Cecchetti: Das macht mir sehr viel weniger Angst. Wenn man die Banken sicherer macht, reduziert sich das Risiko in der Volkswirtschaft. Selbst wenn ein Teil dieser Aktivitäten in die Hedgefonds abwandert: Hedgefonds haben nicht das gleiche Anreizproblem wie die Banken, und sie arbeiten mit viel weniger Leverage, sind also weniger stark fremdfinanziert.

Warum?

Cecchetti: Bei den US-Banken sind die Aktiven zehn oder zwölf Mal so hoch wie das Eigenkapital. Bei den meisten europäischen Banken betrug das Verhältnis 30 bis 60 zu 1, heute liegt es eher am unteren Rand dieser Bandbreite. Bei Hedgefonds beträgt das Verhältnis nur 2 bis 4 zu 1. Aber entscheidend ist, dass die Manager der Hedgefonds mit ihrem eigenen Vermögen investiert sind. Dann wird sich der Manager ganz anders verhalten. Die Hedgefonds sind auch nicht direkt verbunden mit den Banken, wie das deren Aussenbilanz-Vehikel vor der Krise waren. Insgesamt sinkt das Risiko im System.
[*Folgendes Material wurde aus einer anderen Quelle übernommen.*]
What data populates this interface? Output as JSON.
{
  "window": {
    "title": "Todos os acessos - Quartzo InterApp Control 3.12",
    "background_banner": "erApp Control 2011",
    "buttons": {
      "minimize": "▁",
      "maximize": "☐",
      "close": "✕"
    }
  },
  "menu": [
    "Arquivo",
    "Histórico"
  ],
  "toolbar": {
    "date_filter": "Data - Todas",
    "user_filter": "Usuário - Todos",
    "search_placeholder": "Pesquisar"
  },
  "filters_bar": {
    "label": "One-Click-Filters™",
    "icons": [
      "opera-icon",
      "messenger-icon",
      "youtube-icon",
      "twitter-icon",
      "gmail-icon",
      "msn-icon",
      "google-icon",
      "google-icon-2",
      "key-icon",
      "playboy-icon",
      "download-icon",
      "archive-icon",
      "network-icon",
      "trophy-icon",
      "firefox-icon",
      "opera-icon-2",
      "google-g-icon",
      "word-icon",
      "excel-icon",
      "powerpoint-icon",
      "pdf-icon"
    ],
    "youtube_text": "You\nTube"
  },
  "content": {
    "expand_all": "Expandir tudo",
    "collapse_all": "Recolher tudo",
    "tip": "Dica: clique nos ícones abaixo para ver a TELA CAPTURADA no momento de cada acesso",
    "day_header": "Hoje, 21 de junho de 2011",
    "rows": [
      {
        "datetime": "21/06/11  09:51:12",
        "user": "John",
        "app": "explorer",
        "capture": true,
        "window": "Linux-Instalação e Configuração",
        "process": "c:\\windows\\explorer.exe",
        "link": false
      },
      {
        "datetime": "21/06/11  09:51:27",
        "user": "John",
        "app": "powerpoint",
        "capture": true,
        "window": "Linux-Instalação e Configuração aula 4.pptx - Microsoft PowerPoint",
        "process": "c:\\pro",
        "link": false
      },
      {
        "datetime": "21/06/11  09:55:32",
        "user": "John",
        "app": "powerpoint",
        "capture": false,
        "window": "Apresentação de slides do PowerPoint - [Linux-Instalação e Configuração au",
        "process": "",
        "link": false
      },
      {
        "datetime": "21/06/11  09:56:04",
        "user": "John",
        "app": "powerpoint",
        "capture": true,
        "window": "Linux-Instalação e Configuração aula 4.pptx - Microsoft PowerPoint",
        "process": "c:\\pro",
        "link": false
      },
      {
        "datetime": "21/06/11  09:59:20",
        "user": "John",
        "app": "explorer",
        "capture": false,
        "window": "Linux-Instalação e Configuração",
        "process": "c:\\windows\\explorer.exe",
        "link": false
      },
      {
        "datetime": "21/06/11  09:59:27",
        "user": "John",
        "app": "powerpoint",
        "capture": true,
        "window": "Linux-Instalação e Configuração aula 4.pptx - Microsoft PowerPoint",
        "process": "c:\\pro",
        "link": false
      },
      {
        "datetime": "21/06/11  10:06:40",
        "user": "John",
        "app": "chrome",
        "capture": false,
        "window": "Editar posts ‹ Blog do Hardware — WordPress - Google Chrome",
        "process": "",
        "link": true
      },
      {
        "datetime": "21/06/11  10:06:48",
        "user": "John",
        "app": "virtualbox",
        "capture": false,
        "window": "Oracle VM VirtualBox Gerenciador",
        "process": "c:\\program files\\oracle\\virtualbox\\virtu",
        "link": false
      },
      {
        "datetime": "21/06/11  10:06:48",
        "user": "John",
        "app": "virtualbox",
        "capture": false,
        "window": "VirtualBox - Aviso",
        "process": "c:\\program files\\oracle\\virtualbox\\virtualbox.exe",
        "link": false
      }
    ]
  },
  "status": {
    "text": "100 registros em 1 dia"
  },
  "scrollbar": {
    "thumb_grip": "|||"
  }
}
Dann sind die Warnungen vor der Verschiebung der Risiken ein Vorwand?

Cecchetti: Eigentlich ist die Reaktion der Banken ganz natürlich. Sie möchten einfach weiter das tun, was in der Vergangenheit für sie gut funktioniert hat. Aber aus volkswirtschaftlicher und sozialer Sicht musste sich etwas ändern. Unser Job ist es, sicherzustellen, dass sich etwas ändert.

Sie haben auf die Risiken durch Derivative hingewiesen und eine Registrierungspflicht gefordert, wie bei Medikamenten.

Cecchetti: Manchmal gewinnen Sie, manchmal verlieren Sie. Wir haben die nationalen Behörden immerhin motivieren können, verstärkt in Richtung zentrale Clearingstellen für Derivate zu gehen. Ich habe eine Registrierung vorgeschlagen.

... Banker werden Sie dafür hassen ...

Cecchetti: Ich hoffe nicht. Es ist ja nichts Persönliches.